As the CCMA pointed out, a rule prohibiting employees from coming to work hoog gerook on dagga would be no different from a rule prohibiting an employee from arriving at work roaring drunk. But, the comparison between alcohol and cannabis cannot be taken too far.
This is because alcohol leaves the blood within a few hours after ingestion. As a person sobers up, traces of alcohol disappear. When a person tests positive for alcohol in the blood this is a good indication that the person was in fact intoxicated at the time the test was done.
The urine test used to detect traces of dagga in somebody’s body differs from the blood test for alcohol because traces of dagga stays in the body long after a person is no longer experiencing any effects from the dagga.
While detection windows depend on many factors – including on how often the person uses dagga and on his or her body weight – urine tests can detect dagga in the urine for approximately 3–30 days after use. This means that is more than likely that a person testing positive for having traces of cannabis in their system, will not be under the influence of cannabis at all.

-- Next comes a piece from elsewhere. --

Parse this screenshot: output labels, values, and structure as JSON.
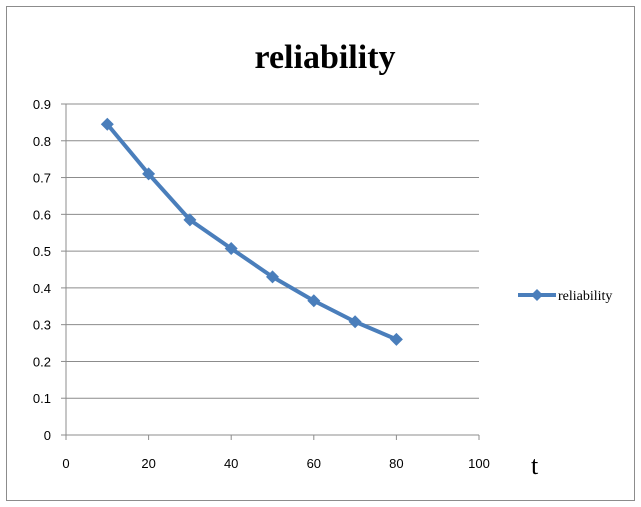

Though a blood test exists that can detect some of marijuana’s components, there is no widely accepted, standardized amount in the breath or blood that gives police or courts or anyone else a good sense of who is impaired. In any event, the employer in this case used a urine test which provides no proof of whether the employee was intoxicated at the time when the test was taken.
The CCMA ruling suggests that the Commissioner was not aware of the limitations of urine tests used to detect traces of dagga in the body. The Commissioner found that the “applicants were tested through a urine test and found to be under the influence of cannabis which was admitted by the applicants”. This must be wrong as the test could not have found that the employees were under the influence of cannabis at the time of testing. It is therefore also unclear whether the employees admitted to being under the influence or admitting that they had used cannabis previously and that there were therefore traces of cannabis in their urine.
The correct legal position must be that an employee cannot be dismissed for being under the influence of dagga at work merely because a urine test detected traces of cannabis in his or her urine. Unless the employer can prove that the employee was under the influence of dagga while at work (something that cannot be done by using a urine test), it would normally not be legally permitted to dismiss that employee for substance abuse or for being under the influence of dagga at work.
Some jobs may require a degree of attentiveness that may preclude any use of cannabis in the few days before an employee has to work. Flying a passenger plane might be such a job. In such cases it may be reasonable for an employer to adopt a rule that testing positive for traces of cannabis in your urine is a dismissible offence in all cases.
But for most jobs it would not be reasonable to adopt such a rule. Just as it would not be reasonable to prohibit an employee from drinking any alcohol in the days or weeks before they come to work, it would not be reasonable for most employers to prohibit employees from using cannabis in the days or weeks before they come to work.
It is for this reason that I suspect the dismissed employees from NCT Durban Wood Chips were hard done by.